Toutes mes sœurs a été tourné pendant dix-huit ans. Massoud Bakhshi a commencé à filmer les deux premières sœurs juste après leur naissance, en 2005 et 2006. Au départ, il pensait s’arrêter lorsqu’elles entreraient à l’école primaire, vers l'âge de sept ans. Mais il s'est aperçu que ce qui allait venir était encore plus intéressant, et il a continué à filmé les sœurs à travers l'adolescence et le début de l'âge adulte : "L’objectif principal était de faire un film sur elles grandissant et sur l’impact que les principes familiaux, culturels, éducatifs et traditionnels auraient sur elles."
Le réalisateur a passé des semaines entières avec les sœurs, avant même leur entrée à l’école, afin qu’elles oublient peu à peu la présence du tournage et développent une relation naturelle avec la caméra. À force de grandir avec une caméra constamment présente, les sœurs ont fini par jouer avec l’appareil, puis par se filmer elles-mêmes.
Pendant des années, le projet s’intitulait Filles et Mères, avant d’être renommé Sœurs, puis Trois Sœurs (titre iranien), et enfin Toutes mes sœurs (titre international).
Au départ, les filles étaient très jeunes et considéraient le tournage comme un simple jeu d’enfants. Leurs parents étaient évidemment d'accord pour qu'elles soient filmées. Mais en grandissant, le réalisateur a estimé qu’il devait obtenir leur véritable consentement moral avant de terminer le film, et a décidé d'inclure cette réflexion dans le documentaire : "C’était une question morale pour moi, parce que le film dévoile des discussions intimes où elles s’expriment librement.

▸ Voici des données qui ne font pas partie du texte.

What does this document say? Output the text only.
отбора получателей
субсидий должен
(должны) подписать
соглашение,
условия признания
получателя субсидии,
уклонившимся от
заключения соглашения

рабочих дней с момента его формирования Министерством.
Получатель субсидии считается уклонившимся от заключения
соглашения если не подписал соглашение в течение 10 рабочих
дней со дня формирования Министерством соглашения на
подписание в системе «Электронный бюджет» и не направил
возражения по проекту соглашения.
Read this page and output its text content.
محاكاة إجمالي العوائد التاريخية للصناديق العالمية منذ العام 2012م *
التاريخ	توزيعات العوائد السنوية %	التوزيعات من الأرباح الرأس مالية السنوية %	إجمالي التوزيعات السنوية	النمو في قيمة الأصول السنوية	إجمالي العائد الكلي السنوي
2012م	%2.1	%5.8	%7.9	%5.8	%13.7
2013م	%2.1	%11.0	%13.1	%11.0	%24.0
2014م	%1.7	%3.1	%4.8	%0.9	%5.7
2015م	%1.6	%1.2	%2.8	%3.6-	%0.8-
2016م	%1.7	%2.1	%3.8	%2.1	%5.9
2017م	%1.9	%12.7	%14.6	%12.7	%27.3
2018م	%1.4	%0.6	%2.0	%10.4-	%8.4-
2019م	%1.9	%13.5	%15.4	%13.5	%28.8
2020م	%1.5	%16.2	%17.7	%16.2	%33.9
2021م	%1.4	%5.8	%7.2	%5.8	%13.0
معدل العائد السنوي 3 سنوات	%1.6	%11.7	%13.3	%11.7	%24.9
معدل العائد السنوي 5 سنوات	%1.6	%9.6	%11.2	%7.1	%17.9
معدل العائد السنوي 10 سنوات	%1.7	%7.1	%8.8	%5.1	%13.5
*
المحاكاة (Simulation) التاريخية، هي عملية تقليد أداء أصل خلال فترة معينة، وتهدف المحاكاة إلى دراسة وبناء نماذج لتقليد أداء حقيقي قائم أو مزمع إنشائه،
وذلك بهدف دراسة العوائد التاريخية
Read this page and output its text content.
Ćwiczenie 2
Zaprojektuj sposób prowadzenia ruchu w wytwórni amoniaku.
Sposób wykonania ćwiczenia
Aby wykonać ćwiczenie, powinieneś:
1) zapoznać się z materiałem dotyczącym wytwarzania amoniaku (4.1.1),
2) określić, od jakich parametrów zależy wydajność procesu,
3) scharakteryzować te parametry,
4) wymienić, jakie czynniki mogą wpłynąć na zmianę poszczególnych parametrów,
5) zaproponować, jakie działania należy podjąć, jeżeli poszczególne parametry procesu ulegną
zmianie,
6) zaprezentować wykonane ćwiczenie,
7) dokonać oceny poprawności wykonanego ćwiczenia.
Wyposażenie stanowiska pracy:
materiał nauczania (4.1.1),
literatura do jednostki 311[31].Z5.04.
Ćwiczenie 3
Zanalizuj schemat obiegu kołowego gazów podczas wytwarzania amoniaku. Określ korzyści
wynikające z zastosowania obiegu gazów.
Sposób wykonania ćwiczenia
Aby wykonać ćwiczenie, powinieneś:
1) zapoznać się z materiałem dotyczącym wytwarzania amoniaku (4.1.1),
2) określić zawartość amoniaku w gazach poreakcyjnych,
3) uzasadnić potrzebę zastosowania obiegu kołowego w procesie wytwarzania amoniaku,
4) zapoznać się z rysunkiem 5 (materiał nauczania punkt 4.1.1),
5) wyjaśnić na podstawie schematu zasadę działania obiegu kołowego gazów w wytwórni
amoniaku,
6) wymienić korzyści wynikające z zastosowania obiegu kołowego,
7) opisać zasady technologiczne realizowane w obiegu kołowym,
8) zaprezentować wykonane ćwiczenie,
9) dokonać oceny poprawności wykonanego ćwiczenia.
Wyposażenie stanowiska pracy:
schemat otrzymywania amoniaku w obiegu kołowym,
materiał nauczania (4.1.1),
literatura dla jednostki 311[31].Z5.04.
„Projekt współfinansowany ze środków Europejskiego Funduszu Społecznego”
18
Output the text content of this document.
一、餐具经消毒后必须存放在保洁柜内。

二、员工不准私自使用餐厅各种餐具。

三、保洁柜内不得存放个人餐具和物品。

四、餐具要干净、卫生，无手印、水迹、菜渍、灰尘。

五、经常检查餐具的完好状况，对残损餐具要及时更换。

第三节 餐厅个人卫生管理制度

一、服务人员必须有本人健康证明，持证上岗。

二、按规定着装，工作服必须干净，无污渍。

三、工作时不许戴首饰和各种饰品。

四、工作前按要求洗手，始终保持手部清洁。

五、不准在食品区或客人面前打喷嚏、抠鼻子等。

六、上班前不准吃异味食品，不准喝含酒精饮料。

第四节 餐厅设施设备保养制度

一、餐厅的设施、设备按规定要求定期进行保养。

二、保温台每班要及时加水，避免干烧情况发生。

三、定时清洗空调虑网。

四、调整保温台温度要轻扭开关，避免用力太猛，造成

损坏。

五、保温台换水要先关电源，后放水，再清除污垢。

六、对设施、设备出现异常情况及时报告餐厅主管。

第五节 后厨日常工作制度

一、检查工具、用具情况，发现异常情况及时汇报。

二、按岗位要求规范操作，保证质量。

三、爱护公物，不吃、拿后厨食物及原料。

Je voulais que cette autorisation fasse naturellement partie de la structure du film, sans être trop directe, ni forcée. C’est pourquoi je les ai invitées à découvrir — et commenter — le montage final, tout en les filmant."
Le texte sur les miroirs au début du film est extrait de l’introduction du livre Maghâlât de Shams Tabrizi (1185–1248), poète mystique et maître de Rûmi. Le réalisateur revient sur l'écho entre ce texte et son film : "Ces lignes résument tout le sens du film : “se regarder soi-même” à différents moments de notre existence, au fur à mesure que nous grandissons. Des siècles avant l’essor de la psychologie, Shams Tabrizi parlait déjà du miroir comme outil de connaissance de soi, de réflexion. À travers ce concept poétique, philosophique et métaphorique, il nous avertit que se regarder soi-même peut être à la fois précieux et dangereux. Il nous conseille de respecter le miroir et de ne pas le briser. Pour moi, ce film est aussi un miroir, une réflexion sur soi, et sur l’évolution."